Turned down by the West, Mr Boutros-Ghali turned to the African nations to put together a force to arrange a ceasefire and restore law and order. Yet even they have been reluctant. Not only is there a risk of high casualties but also the Tutsi-led rebel group, the Rwanda Patriotic Front, has said it would have nothing to do with a UN force.

One suggestion is that, with so many refugees, the UN has a clear humanitarian mission, which could consist of a UN force made up African nations under the authority of the Organisation for African Unity (OAU). Such a force would be paid for in the normal way, through assessed contributions from member states with half the bill being paid by the five permanent members of the council: the US, Britain, France, Russia and China.

A precedent for such a regional peacekeeping force already exists in Liberia where Nigeria has organised an operation using troops from West African countries. And the UN Charter specifically instructs regional organisations such as the OAU to try to resolve local disputes before they reach the security council.

Another suggestion is to put the newly appointed UN High Commissioner for Human Rights, Jose Ayala Lasso, in charge of an inquiry into the massacres, whose findings the UN would make it a priority to publish. The office of the high commissioner, created last year against the recommendations of the secretary-general (he thought the post would needlessly enlarge UN bureaucracy), has the authority to intervene personally in special situations. The US is in favour of such a move, arguing that the more the UN highlights the massacres the greater chance of them being stopped.

A third suggestion is for the UN to send a small detachment of guards to protect refugees and also those trapped by the fighting inside the country before there is a ceasefire and a peacekeeping force can be deployed. There is such a force in Iraq, where the UN sent 300 guards to protect aid convoys and monitor conditions in the countryside.

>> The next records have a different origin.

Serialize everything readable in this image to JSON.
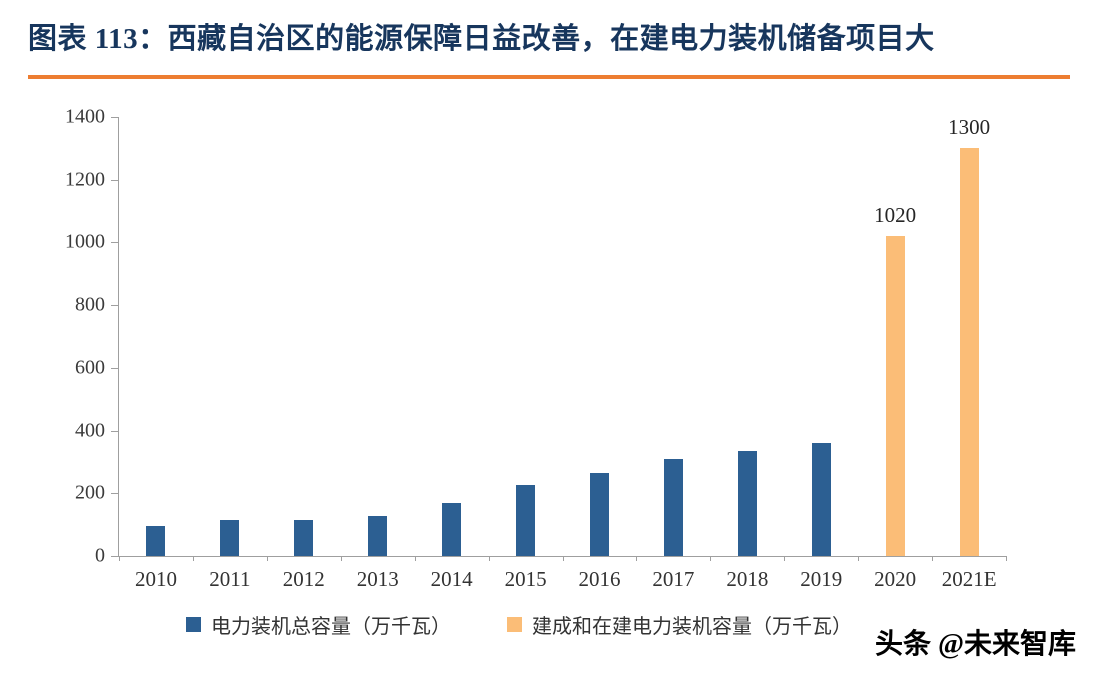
{
  "header": {
    "title": "图表 113：西藏自治区的能源保障日益改善，在建电力装机储备项目大",
    "title_color": "#17365d",
    "accent_rule_color": "#ed7d31"
  },
  "footer": {
    "watermark": "头条 @未来智库"
  },
  "chart_data": {
    "type": "bar",
    "title": "图表 113：西藏自治区的能源保障日益改善，在建电力装机储备项目大",
    "xlabel": "",
    "ylabel": "",
    "ylim": [
      0,
      1400
    ],
    "yticks": [
      0,
      200,
      400,
      600,
      800,
      1000,
      1200,
      1400
    ],
    "grid": false,
    "legend_position": "bottom",
    "categories": [
      "2010",
      "2011",
      "2012",
      "2013",
      "2014",
      "2015",
      "2016",
      "2017",
      "2018",
      "2019",
      "2020",
      "2021E"
    ],
    "series": [
      {
        "name": "电力装机总容量（万千瓦）",
        "color": "#2c5f92",
        "values": [
          97,
          115,
          116,
          128,
          170,
          228,
          264,
          309,
          334,
          360,
          null,
          null
        ]
      },
      {
        "name": "建成和在建电力装机容量（万千瓦）",
        "color": "#fbbd77",
        "values": [
          null,
          null,
          null,
          null,
          null,
          null,
          null,
          null,
          null,
          null,
          1020,
          1300
        ]
      }
    ],
    "data_labels": [
      null,
      null,
      null,
      null,
      null,
      null,
      null,
      null,
      null,
      null,
      "1020",
      "1300"
    ]
  }
}
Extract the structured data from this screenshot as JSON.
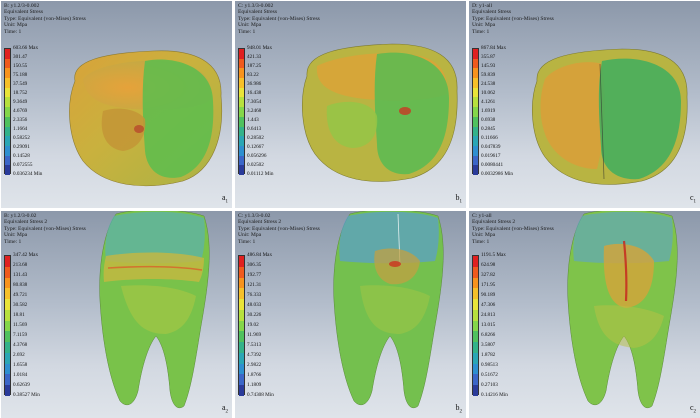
{
  "legend_colors": [
    "#e02020",
    "#f05a1e",
    "#f7931e",
    "#f6c02a",
    "#e9e43a",
    "#b7e03e",
    "#84d64a",
    "#4fc15e",
    "#33b28a",
    "#2aa6b5",
    "#2e8fd0",
    "#3b66c8",
    "#2a3b9a"
  ],
  "panels": [
    {
      "header": [
        "B: y1.2/3-0.002",
        "Equivalent Stress",
        "Type: Equivalent (von-Mises) Stress",
        "Unit: Mpa",
        "Time: 1"
      ],
      "labels": [
        "603.66 Max",
        "301.47",
        "150.55",
        "75.188",
        "37.549",
        "18.752",
        "9.3649",
        "4.6769",
        "2.3356",
        "1.1664",
        "0.58252",
        "0.29091",
        "0.14528",
        "0.072555",
        "0.036234 Min"
      ],
      "corner": "a",
      "corner_sub": "1"
    },
    {
      "header": [
        "C: y1.3/3-0.002",
        "Equivalent Stress",
        "Type: Equivalent (von-Mises) Stress",
        "Unit: Mpa",
        "Time: 1"
      ],
      "labels": [
        "948.01 Max",
        "421.33",
        "187.25",
        "83.22",
        "36.986",
        "16.438",
        "7.3054",
        "3.2468",
        "1.443",
        "0.6413",
        "0.28502",
        "0.12667",
        "0.056296",
        "0.02502",
        "0.01112 Min"
      ],
      "corner": "b",
      "corner_sub": "1"
    },
    {
      "header": [
        "D: y1-all",
        "Equivalent Stress",
        "Type: Equivalent (von-Mises) Stress",
        "Unit: Mpa",
        "Time: 1"
      ],
      "labels": [
        "867.84 Max",
        "355.87",
        "145.93",
        "59.839",
        "24.538",
        "10.062",
        "4.1261",
        "1.6919",
        "0.6938",
        "0.2845",
        "0.11666",
        "0.047839",
        "0.019617",
        "0.0080441",
        "0.0032986 Min"
      ],
      "corner": "c",
      "corner_sub": "1"
    },
    {
      "header": [
        "B: y1.2/3-0.02",
        "Equivalent Stress 2",
        "Type: Equivalent (von-Mises) Stress",
        "Unit: Mpa",
        "Time: 1"
      ],
      "labels": [
        "347.42 Max",
        "213.68",
        "131.43",
        "80.838",
        "49.721",
        "30.582",
        "18.81",
        "11.569",
        "7.1159",
        "4.3768",
        "2.692",
        "1.6558",
        "1.0184",
        "0.62639",
        "0.38527 Min"
      ],
      "corner": "a",
      "corner_sub": "2"
    },
    {
      "header": [
        "C: y1.3/3-0.02",
        "Equivalent Stress 2",
        "Type: Equivalent (von-Mises) Stress",
        "Unit: Mpa",
        "Time: 1"
      ],
      "labels": [
        "486.84 Max",
        "306.35",
        "192.77",
        "121.31",
        "76.333",
        "48.033",
        "30.226",
        "19.02",
        "11.969",
        "7.5313",
        "4.7392",
        "2.9822",
        "1.8766",
        "1.1809",
        "0.74308 Min"
      ],
      "corner": "b",
      "corner_sub": "2"
    },
    {
      "header": [
        "C: y1-all",
        "Equivalent Stress 2",
        "Type: Equivalent (von-Mises) Stress",
        "Unit: Mpa",
        "Time: 1"
      ],
      "labels": [
        "1191.5 Max",
        "624.98",
        "327.82",
        "171.95",
        "90.189",
        "47.306",
        "24.813",
        "13.015",
        "6.8266",
        "3.5807",
        "1.8782",
        "0.98513",
        "0.51672",
        "0.27103",
        "0.14216 Min"
      ],
      "corner": "c",
      "corner_sub": "2"
    }
  ]
}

Set against the scale of the slaughter and human misery in Rwanda, such moves seem hopelessly inadequate. However, it is not a derogation of duty by the UN to have regional organisations take over until pressure builds for an international response. The bloodshed in Rwanda happened so fast that action by outsiders could not have prevented it. The UN's emerging reponse may become a formula for future conflicts where no Western country has a clear self-interest.

And if the Rwanda operation is deemed a success - by which I mean that all nations can take some credit for having relieved the suffering and restored peace - there could be other beneficial repercussions. It could, for example, help to quieten the shrill voices of the conservatives in the US Congress, who seem hell-bent on destroying the UN by painting it as an unbearable financial burden - even though the UN's entire 1992 peacekeeping force cost dollars 2.4bn, less than the cost of two days of Desert Storm or two Stealth bombers.

A 'successful' result could help to fine-tune exactly what kind of 'reaction force', either rapid or permanent, the UN should be seeking, and the conditions under which such a force might be used. And it could help to determine how much more emphasis should be placed by the UN on preventive diplomacy - spotting and defusing crises before they explode. Recent UN missions to Somalia, Bosnia, Haiti, Angola and now Rwanda show how tricky intervention can be, and have overshadowed the relatively successful operations in Namibia, El Salvador and particularly Cambodia. In short, Rwanda, if handled well, could greatly ease the UN's terrible public relations problem.